The trick of Superman: Red Son is that the film locates its hero in a specific time, place and ideology, allowing dramatic intrigue to arise from internalised decisions and actions rather than, say, an invading alien of the week. Comparable DC animated features exist in their own bubble realities; isolated incidents that make very little attempt to connect with anything other than whichever live action film Warner Bros is cuing up for a big screen push. Sam Liu's Red Son, adapted from Mark Millar's Elseworlds comic, is the Superman story told in broad, decade-spanning strokes, with the last son of Krypton cast as the living embodiment of the Soviet Union rather than the United States.

Red Son is, on some level, Superman stripped of the contradiction and compromise that a realistic reading otherwise imposes on the character. Portrayed here as the beloved surrogate son of Joseph Stalin, this agitprop Man of Steel explores his sense of messianic duty through direct, seismic leadership rather than street level heroics. Obviously, given this animated feature's country of origin, the technological utopia that Superman builds is flawed and, eventually, tyrannical but this Evil Empire framing allows a curious note to creep into this compromised saviour's interpersonal confrontations. Ironically, this secular Superman is often assessed by the human beings he encounters in terms best described as religious terror.

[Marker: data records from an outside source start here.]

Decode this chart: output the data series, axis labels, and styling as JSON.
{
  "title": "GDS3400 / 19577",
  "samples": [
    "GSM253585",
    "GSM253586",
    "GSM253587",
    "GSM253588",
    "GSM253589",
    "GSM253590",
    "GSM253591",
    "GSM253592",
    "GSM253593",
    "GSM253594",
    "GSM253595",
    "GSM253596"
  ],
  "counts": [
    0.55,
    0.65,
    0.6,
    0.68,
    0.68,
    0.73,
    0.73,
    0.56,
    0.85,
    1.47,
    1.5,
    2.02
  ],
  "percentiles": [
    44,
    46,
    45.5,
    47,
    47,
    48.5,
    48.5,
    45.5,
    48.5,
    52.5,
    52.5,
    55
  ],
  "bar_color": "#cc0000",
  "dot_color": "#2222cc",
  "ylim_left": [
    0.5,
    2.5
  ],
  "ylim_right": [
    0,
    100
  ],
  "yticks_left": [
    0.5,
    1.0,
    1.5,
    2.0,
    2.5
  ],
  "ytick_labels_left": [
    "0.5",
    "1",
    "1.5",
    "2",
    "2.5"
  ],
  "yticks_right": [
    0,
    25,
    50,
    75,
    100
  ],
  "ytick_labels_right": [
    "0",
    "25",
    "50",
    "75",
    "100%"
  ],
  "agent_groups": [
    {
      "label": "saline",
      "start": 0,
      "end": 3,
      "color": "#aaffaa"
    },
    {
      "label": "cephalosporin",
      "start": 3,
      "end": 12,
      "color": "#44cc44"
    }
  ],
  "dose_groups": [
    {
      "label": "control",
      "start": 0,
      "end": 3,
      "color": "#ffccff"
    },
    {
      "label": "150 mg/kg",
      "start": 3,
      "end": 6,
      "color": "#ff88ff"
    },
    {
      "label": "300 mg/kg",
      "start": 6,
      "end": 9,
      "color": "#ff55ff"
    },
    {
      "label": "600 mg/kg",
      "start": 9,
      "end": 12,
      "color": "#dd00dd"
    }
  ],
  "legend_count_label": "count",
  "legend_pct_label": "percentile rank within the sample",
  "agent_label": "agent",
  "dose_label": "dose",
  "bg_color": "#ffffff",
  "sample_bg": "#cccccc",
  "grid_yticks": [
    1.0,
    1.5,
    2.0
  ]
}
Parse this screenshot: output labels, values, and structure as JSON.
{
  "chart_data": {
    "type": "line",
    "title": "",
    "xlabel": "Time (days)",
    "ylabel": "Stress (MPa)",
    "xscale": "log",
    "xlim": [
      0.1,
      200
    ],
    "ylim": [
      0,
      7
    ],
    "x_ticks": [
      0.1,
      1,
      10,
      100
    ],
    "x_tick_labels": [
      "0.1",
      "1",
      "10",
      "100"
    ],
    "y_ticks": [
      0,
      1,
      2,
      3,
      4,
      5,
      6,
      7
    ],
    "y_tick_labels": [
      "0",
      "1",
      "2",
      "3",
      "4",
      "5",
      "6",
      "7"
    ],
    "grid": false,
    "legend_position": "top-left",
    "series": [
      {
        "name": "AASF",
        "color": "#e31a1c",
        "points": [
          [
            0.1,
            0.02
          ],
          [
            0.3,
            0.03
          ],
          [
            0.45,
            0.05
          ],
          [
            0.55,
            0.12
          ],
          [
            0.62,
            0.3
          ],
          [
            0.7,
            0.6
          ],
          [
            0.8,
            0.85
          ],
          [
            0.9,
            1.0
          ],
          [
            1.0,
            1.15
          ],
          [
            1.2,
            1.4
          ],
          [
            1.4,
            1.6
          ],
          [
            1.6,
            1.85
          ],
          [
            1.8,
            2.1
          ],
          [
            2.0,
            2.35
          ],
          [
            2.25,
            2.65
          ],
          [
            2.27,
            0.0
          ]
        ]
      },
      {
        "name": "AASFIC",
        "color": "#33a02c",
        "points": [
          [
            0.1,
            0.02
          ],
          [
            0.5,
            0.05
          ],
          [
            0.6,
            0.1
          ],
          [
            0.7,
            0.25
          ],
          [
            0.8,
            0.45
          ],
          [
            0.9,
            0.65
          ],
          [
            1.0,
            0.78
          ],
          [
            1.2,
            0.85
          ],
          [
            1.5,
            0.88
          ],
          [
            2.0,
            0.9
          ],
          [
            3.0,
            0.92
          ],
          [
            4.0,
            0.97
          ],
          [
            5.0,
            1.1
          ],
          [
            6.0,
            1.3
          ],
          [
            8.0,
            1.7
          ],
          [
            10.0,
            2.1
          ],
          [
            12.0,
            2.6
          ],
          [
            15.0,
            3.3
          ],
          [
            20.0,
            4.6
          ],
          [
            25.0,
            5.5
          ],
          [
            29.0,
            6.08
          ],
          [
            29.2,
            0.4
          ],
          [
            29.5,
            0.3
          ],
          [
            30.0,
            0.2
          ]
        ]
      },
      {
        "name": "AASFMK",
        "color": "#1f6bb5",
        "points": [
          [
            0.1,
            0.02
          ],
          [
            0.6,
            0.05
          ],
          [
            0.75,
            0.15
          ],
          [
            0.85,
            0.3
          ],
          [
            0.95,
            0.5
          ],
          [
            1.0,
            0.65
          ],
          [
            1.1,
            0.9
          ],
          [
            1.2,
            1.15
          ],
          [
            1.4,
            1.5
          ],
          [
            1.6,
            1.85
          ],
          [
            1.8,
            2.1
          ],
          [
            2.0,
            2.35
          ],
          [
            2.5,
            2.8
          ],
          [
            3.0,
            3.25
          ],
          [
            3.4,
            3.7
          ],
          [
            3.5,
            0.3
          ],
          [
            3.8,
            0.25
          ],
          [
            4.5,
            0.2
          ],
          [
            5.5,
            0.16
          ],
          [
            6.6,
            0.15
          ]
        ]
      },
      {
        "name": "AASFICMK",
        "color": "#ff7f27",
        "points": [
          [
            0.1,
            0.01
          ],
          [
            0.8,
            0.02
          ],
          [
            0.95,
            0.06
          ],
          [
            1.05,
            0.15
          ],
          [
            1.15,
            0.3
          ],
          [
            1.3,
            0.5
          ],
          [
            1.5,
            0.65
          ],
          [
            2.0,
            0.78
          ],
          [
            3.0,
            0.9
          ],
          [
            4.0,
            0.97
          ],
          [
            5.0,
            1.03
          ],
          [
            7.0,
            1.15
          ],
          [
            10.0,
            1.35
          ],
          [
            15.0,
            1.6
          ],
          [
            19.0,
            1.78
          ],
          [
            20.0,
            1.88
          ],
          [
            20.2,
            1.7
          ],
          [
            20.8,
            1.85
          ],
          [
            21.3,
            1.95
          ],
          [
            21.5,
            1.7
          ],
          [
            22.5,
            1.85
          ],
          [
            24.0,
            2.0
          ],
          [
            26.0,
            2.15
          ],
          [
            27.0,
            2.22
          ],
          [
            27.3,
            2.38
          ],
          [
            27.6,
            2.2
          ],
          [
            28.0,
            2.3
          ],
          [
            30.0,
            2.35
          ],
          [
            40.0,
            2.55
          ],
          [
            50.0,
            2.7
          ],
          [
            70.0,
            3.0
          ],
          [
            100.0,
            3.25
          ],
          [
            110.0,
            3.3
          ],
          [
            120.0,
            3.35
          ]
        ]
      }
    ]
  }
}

Unlike their caricatured American counterparts, cornered Easter Bloc citizens wither in Superman's presence, reacting, reflexively, as if they are being judged by an invincible, almighty power. Their presumption is always damnation, prompting either a garbled explanation of their actions or, simply, horror. The most striking of these unexpectedly human moments comes shortly after Superman learns of Stalin's purges. He journeys to a lead-lined Gulag finding malnourished, shuffling dissidents - the victims of his adopted father's all-consuming paranoia. Among the dead and dying is a two-storey pillory housing four broken, contorted bodies. To their side stands a guard, his face painted with a mix of blank obedience and bug-eyed terror. It's a fleeting moment in Liu's action-packed whole but then again what other, recent, image in superhero cinema better illustrates the chasm between these divine, inspirational personalities and humanity's pathetic attempts to emulate their overwhelming strength?